Monday, June 23, 2008

Exim is a bit nuts

I'm using Nagios to monitor servers, but was having some trouble getting emails to exit the Ubuntu JeOS server that I had set up to run it under VMware. (Most of my stuff is Windows, and Nagios is a linux program). It turns out that a program called exim is used to send emails, and it's a bit crazy.

All attempts to send email to myself resulted in replies which contained the error:
all relevant MX records point to non-existent hosts
Thanks to this entry on the PkgExim4UserFAQ, I was able to get a clue

A probable cause for this might be that all MX records for the offending domain point to site local or link local IP addresses, which are ignored by the dnslookup router to protect from misconfigured external domains. The default configuration has relaxed checking for domains that the local system is configured to allow relaying to, so adding the offending domain to dc_relay_domains will most probably help. Please note that this entry might be necessary anyway to bypass relay control for the domains in question.
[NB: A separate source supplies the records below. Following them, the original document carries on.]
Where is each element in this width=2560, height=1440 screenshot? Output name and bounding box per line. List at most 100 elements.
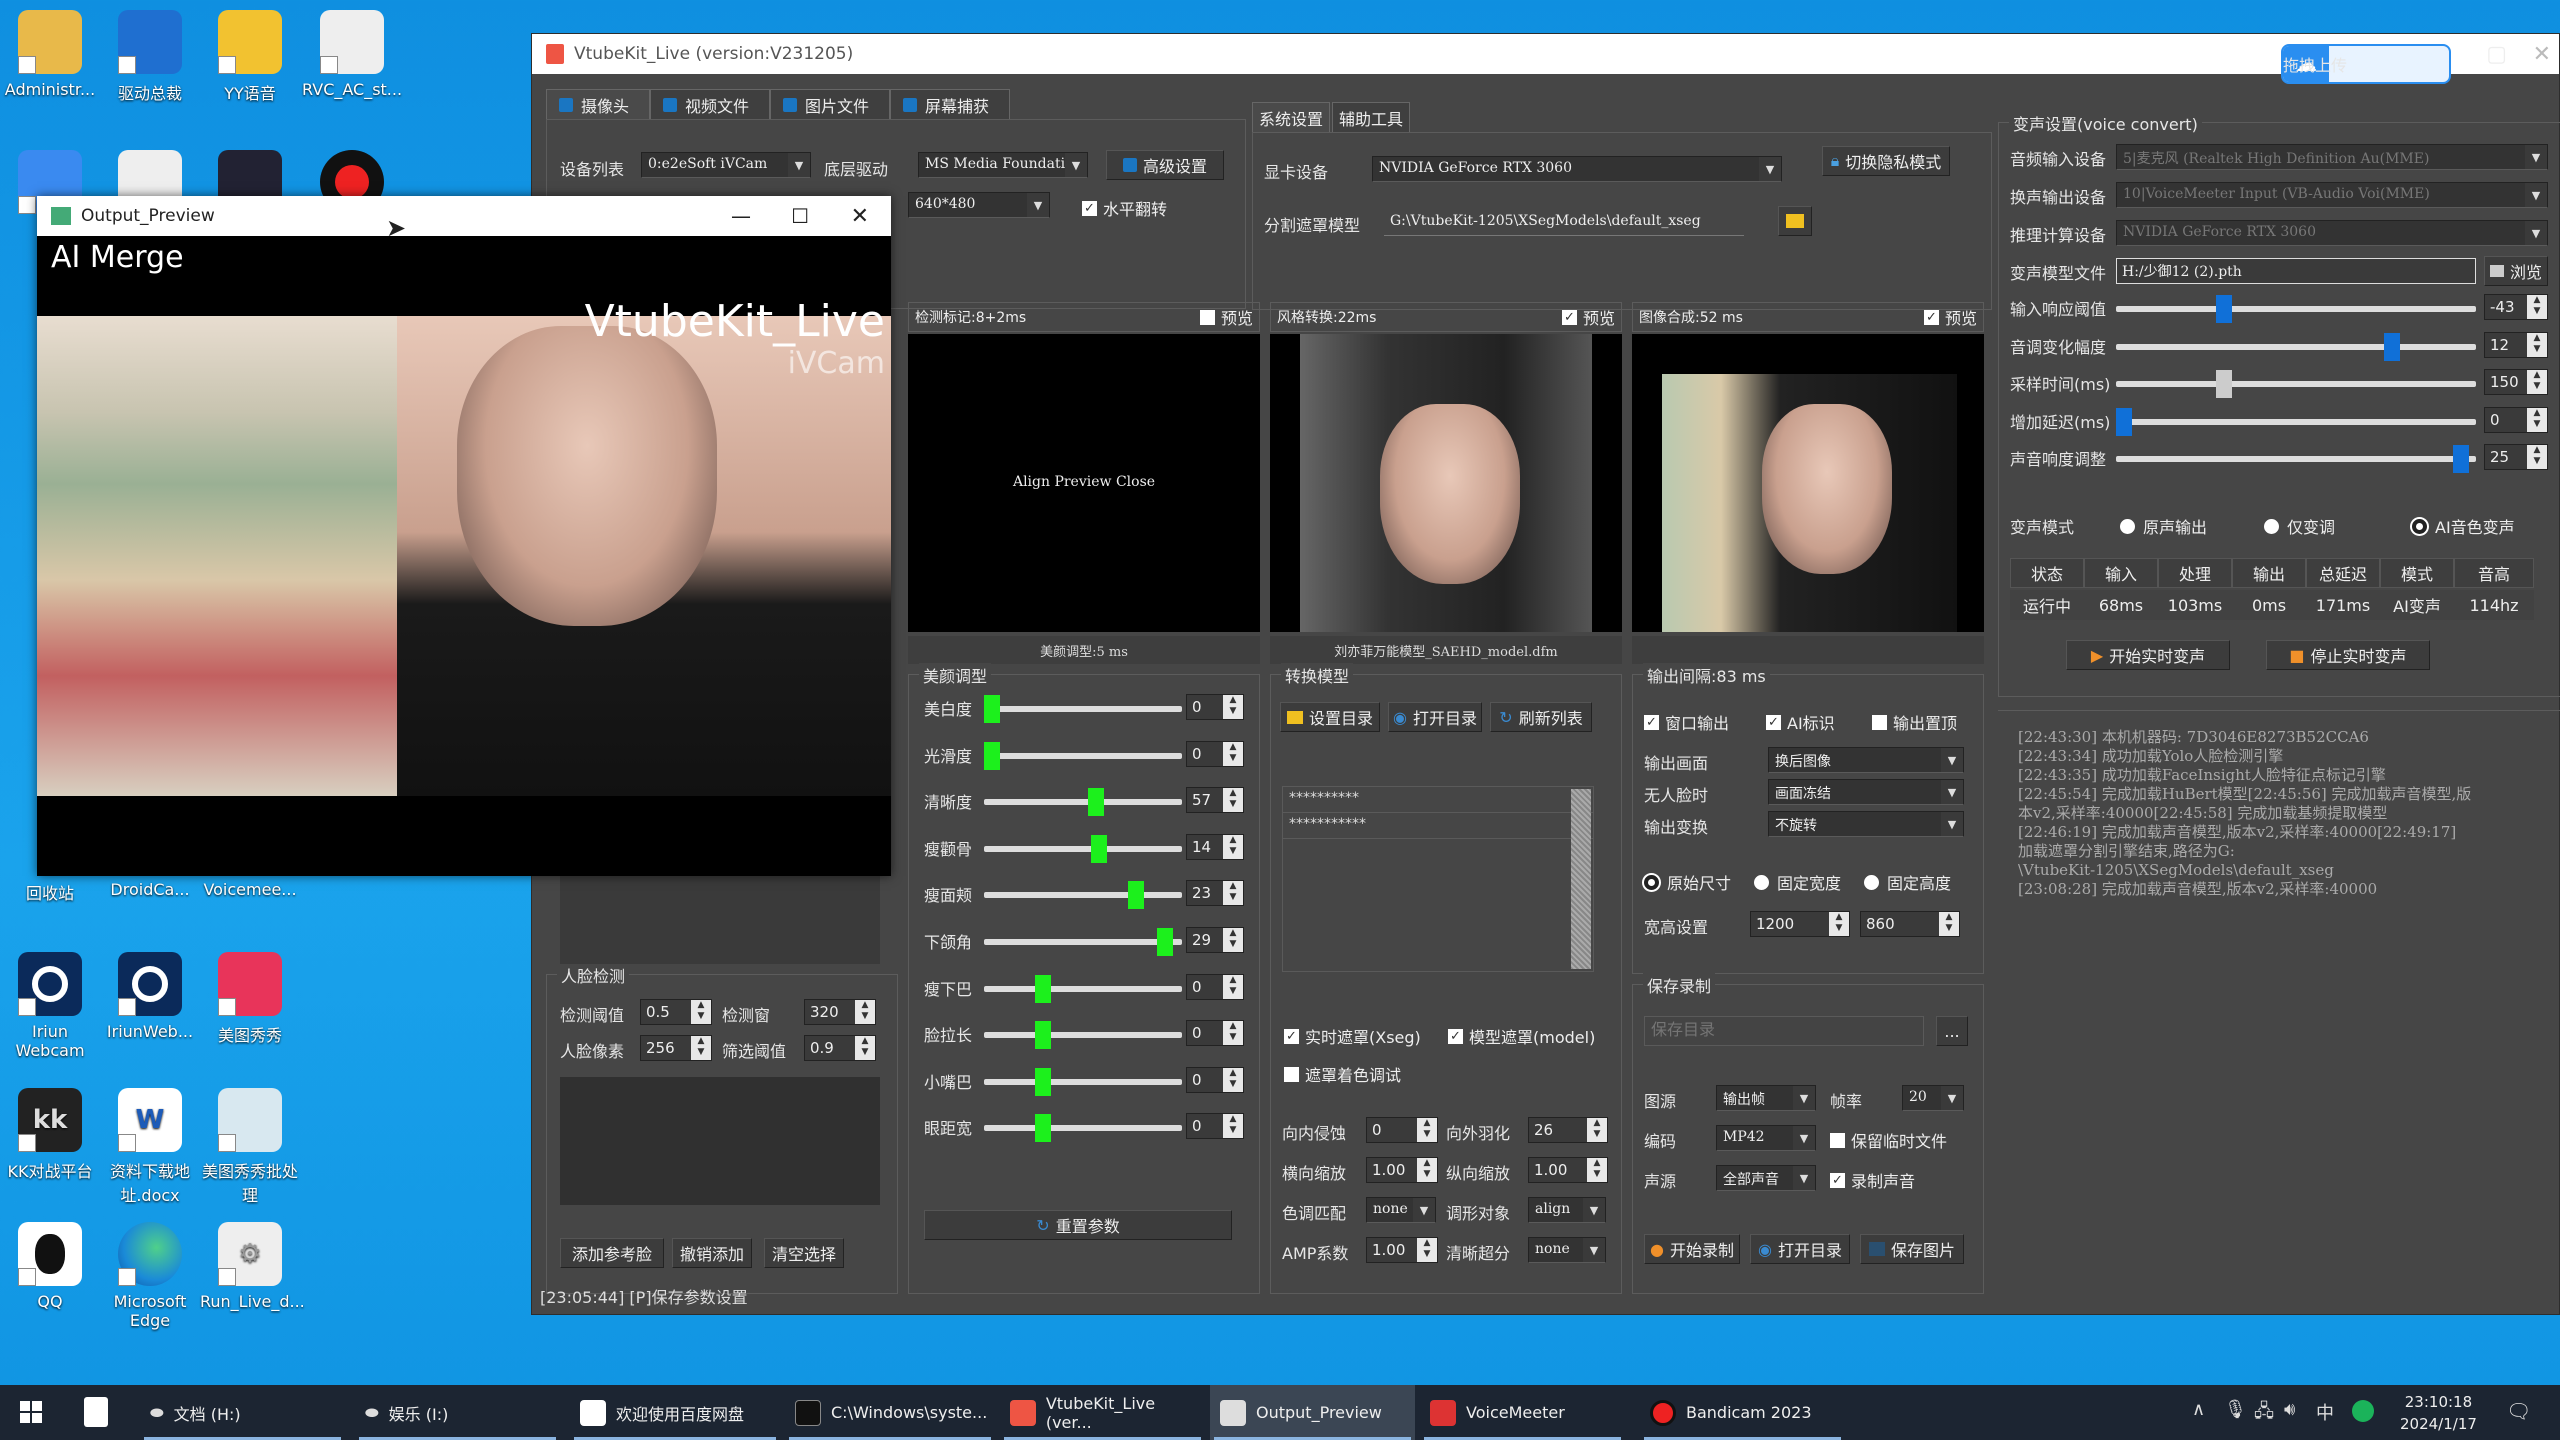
resolution-select[interactable]: 640*480 ▼ — [908, 192, 1050, 218]
desktop-icon-administrator[interactable]: Administr... — [0, 10, 100, 99]
compute-device-select[interactable]: NVIDIA GeForce RTX 3060 ▼ — [2116, 220, 2548, 246]
mask-model-path[interactable]: G:\VtubeKit-1205\XSegModels\default_xseg — [1384, 210, 1744, 236]
super-res-select[interactable]: none ▼ — [1528, 1237, 1606, 1263]
desktop-icon-droidcam[interactable]: DroidCa... — [100, 880, 200, 899]
hflip-checkbox[interactable]: ✓ 水平翻转 — [1082, 196, 1167, 220]
minimize-button[interactable]: — — [731, 204, 751, 228]
minimize-button[interactable]: ▢ — [2486, 42, 2507, 67]
window-output-checkbox[interactable]: ✓ 窗口输出 — [1644, 710, 1729, 734]
voice-slider[interactable] — [2116, 445, 2476, 473]
beauty-value-input[interactable]: 0 ▲ ▼ — [1186, 1066, 1244, 1093]
desktop-icon-run-live[interactable]: ⚙ Run_Live_d... — [200, 1222, 305, 1311]
windows-start-icon[interactable] — [20, 1401, 42, 1423]
desktop-icon-meitu[interactable]: 美图秀秀 — [200, 952, 300, 1046]
xseg-mask-checkbox[interactable]: ✓ 实时遮罩(Xseg) — [1284, 1024, 1421, 1048]
voice-value-input[interactable]: 12 ▲ ▼ — [2484, 331, 2548, 358]
voice-value-input[interactable]: 150 ▲ ▼ — [2484, 369, 2548, 395]
desktop-icon-kk[interactable]: kk KK对战平台 — [0, 1088, 100, 1182]
voice-mode-pitch-only[interactable]: 仅变调 — [2264, 514, 2335, 538]
fps-select[interactable]: 20 ▼ — [1902, 1085, 1964, 1111]
clear-selection-button[interactable]: 清空选择 — [764, 1238, 844, 1268]
tab-system-settings[interactable]: 系统设置 — [1252, 102, 1331, 132]
beauty-value-input[interactable]: 57 ▲ ▼ — [1186, 787, 1244, 814]
model-mask-checkbox[interactable]: ✓ 模型遮罩(model) — [1448, 1024, 1595, 1048]
slider-handle[interactable] — [1127, 881, 1144, 910]
start-voice-button[interactable]: ▶ 开始实时变声 — [2066, 640, 2230, 670]
voice-slider[interactable] — [2116, 295, 2476, 323]
notification-icon[interactable]: 🗨︎ — [2506, 1399, 2531, 1423]
filter-threshold-input[interactable]: 0.9 ▲ ▼ — [804, 1035, 876, 1061]
beauty-value-input[interactable]: 0 ▲ ▼ — [1186, 1020, 1244, 1047]
model-list[interactable]: ********** *********** — [1282, 786, 1594, 972]
taskbar-item-baidu[interactable]: 欢迎使用百度网盘 — [570, 1385, 780, 1440]
open-dir-button[interactable]: ◉ 打开目录 — [1388, 702, 1482, 732]
size-mode-original[interactable]: 原始尺寸 — [1644, 870, 1731, 894]
size-mode-fixed-height[interactable]: 固定高度 — [1864, 870, 1951, 894]
tab-screen-capture[interactable]: 屏幕捕获 — [890, 89, 1010, 119]
slider-handle[interactable] — [1156, 928, 1173, 956]
tray-app-icon[interactable] — [2352, 1400, 2374, 1422]
output-transform-select[interactable]: 不旋转 ▼ — [1768, 811, 1964, 837]
record-open-dir-button[interactable]: ◉ 打开目录 — [1750, 1234, 1850, 1264]
face-pixels-input[interactable]: 256 ▲ ▼ — [640, 1035, 712, 1061]
store-icon[interactable] — [84, 1397, 108, 1427]
keep-temp-checkbox[interactable]: 保留临时文件 — [1830, 1128, 1947, 1152]
beauty-slider[interactable] — [984, 928, 1182, 956]
desktop-icon-yy[interactable]: YY语音 — [200, 10, 300, 104]
slider-handle[interactable] — [1034, 974, 1051, 1003]
save-dir-input[interactable] — [1644, 1016, 1924, 1046]
output-frame-select[interactable]: 换后图像 ▼ — [1768, 747, 1964, 773]
voice-mode-ai[interactable]: AI音色变声 — [2412, 514, 2515, 538]
desktop-icon-edge[interactable]: Microsoft Edge — [100, 1222, 200, 1330]
beauty-slider[interactable] — [984, 1067, 1182, 1096]
ai-mark-checkbox[interactable]: ✓ AI标识 — [1766, 710, 1835, 734]
desktop-icon-rvc[interactable]: RVC_AC_st... — [302, 10, 402, 99]
beauty-value-input[interactable]: 0 ▲ ▼ — [1186, 694, 1244, 720]
add-reference-face-button[interactable]: 添加参考脸 — [560, 1238, 664, 1268]
slider-handle[interactable] — [1034, 1067, 1051, 1096]
taskbar-item-vtubekit[interactable]: VtubeKit_Live (ver... — [1000, 1385, 1205, 1440]
model-list-item[interactable]: ********** — [1283, 787, 1593, 813]
taskbar-item-entertainment[interactable]: ⬬ 娱乐 (I:) — [355, 1385, 560, 1440]
audio-input-select[interactable]: 5|麦克风 (Realtek High Definition Au(MME) ▼ — [2116, 144, 2548, 170]
beauty-slider[interactable] — [984, 741, 1182, 770]
taskbar-item-cmd[interactable]: C:\Windows\syste... — [785, 1385, 995, 1440]
taskbar-item-bandicam[interactable]: Bandicam 2023 — [1640, 1385, 1845, 1440]
beauty-value-input[interactable]: 0 ▲ ▼ — [1186, 1113, 1244, 1140]
voice-model-input[interactable] — [2116, 258, 2476, 284]
volume-icon[interactable]: 🔊︎ — [2284, 1399, 2295, 1420]
erode-input[interactable]: 0 ▲ ▼ — [1366, 1117, 1438, 1143]
color-match-select[interactable]: none ▼ — [1366, 1197, 1436, 1223]
tab-camera[interactable]: 摄像头 — [546, 89, 650, 119]
close-button[interactable]: ✕ — [2533, 42, 2551, 67]
voice-slider[interactable] — [2116, 332, 2476, 361]
amp-input[interactable]: 1.00 ▲ ▼ — [1366, 1237, 1438, 1263]
beauty-value-input[interactable]: 29 ▲ ▼ — [1186, 927, 1244, 953]
slider-handle[interactable] — [2215, 370, 2232, 398]
list-scrollbar[interactable] — [1571, 789, 1591, 969]
image-source-select[interactable]: 输出帧 ▼ — [1716, 1085, 1816, 1111]
beauty-value-input[interactable]: 23 ▲ ▼ — [1186, 880, 1244, 907]
maximize-button[interactable]: ☐ — [791, 204, 809, 228]
desktop-icon-meitu-batch[interactable]: 美图秀秀批处理 — [200, 1088, 300, 1206]
tab-image-file[interactable]: 图片文件 — [770, 89, 890, 119]
undo-add-button[interactable]: 撤销添加 — [672, 1238, 752, 1268]
mask-color-debug-checkbox[interactable]: 遮罩着色调试 — [1284, 1062, 1401, 1086]
beauty-value-input[interactable]: 0 ▲ ▼ — [1186, 740, 1244, 767]
beauty-value-input[interactable]: 14 ▲ ▼ — [1186, 833, 1244, 860]
close-button[interactable]: ✕ — [851, 204, 869, 229]
slider-handle[interactable] — [2384, 332, 2401, 361]
device-select[interactable]: 0:e2eSoft iVCam ▼ — [641, 152, 811, 178]
browse-voice-model-button[interactable]: 浏览 — [2484, 256, 2548, 286]
slider-handle[interactable] — [2453, 445, 2470, 473]
beauty-slider[interactable] — [984, 881, 1182, 910]
taskbar-item-docs[interactable]: ⬬ 文档 (H:) — [140, 1385, 345, 1440]
refresh-list-button[interactable]: ↻ 刷新列表 — [1490, 702, 1592, 732]
baidu-upload-button[interactable]: ☁ 拖拽上传 — [2281, 44, 2451, 84]
no-face-select[interactable]: 画面冻结 ▼ — [1768, 779, 1964, 805]
voice-slider[interactable] — [2116, 407, 2476, 436]
output-width-input[interactable]: 1200 ▲ ▼ — [1750, 911, 1850, 937]
network-icon[interactable]: 🖧 — [2254, 1399, 2274, 1429]
style-preview-checkbox[interactable]: ✓ 预览 — [1561, 305, 1615, 329]
slider-handle[interactable] — [2215, 295, 2232, 323]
Please note that no domain on the public Internet should have MX records pointing to site local or link local IP addresses, so you might check your externally visible MX records.

If this doesn't help, try analyzing the output of exim -d -bt some.local.part@the.offending.domain.example

Well, I did the requisite test, to find this among the output

ignored host mail.xxxx.com [10.0.0.x]

Ignored host?? Clearly not the same as one that is non-existent. So... the first error was a lie.
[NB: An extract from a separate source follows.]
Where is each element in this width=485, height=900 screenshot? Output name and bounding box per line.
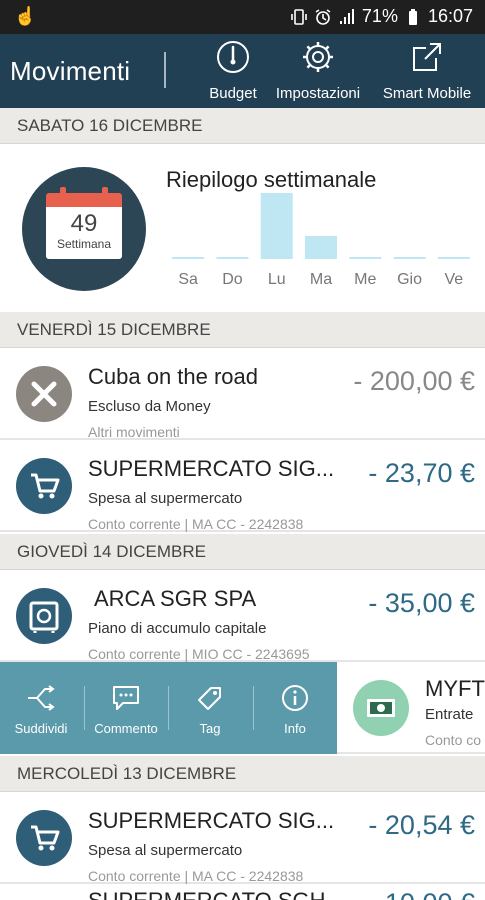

All the relevant records pointed correctly to a very much alive and well host, but exim chose to ignore it because it was local.

In order to get around this, you have to follow the suggestion of Marc Haber and tell it that it is going to relay email for your local domain (which sounds like a very bad idea) in order to get it to work.

I don't know why they did it this way, but I'm posting this here to help others figure it out.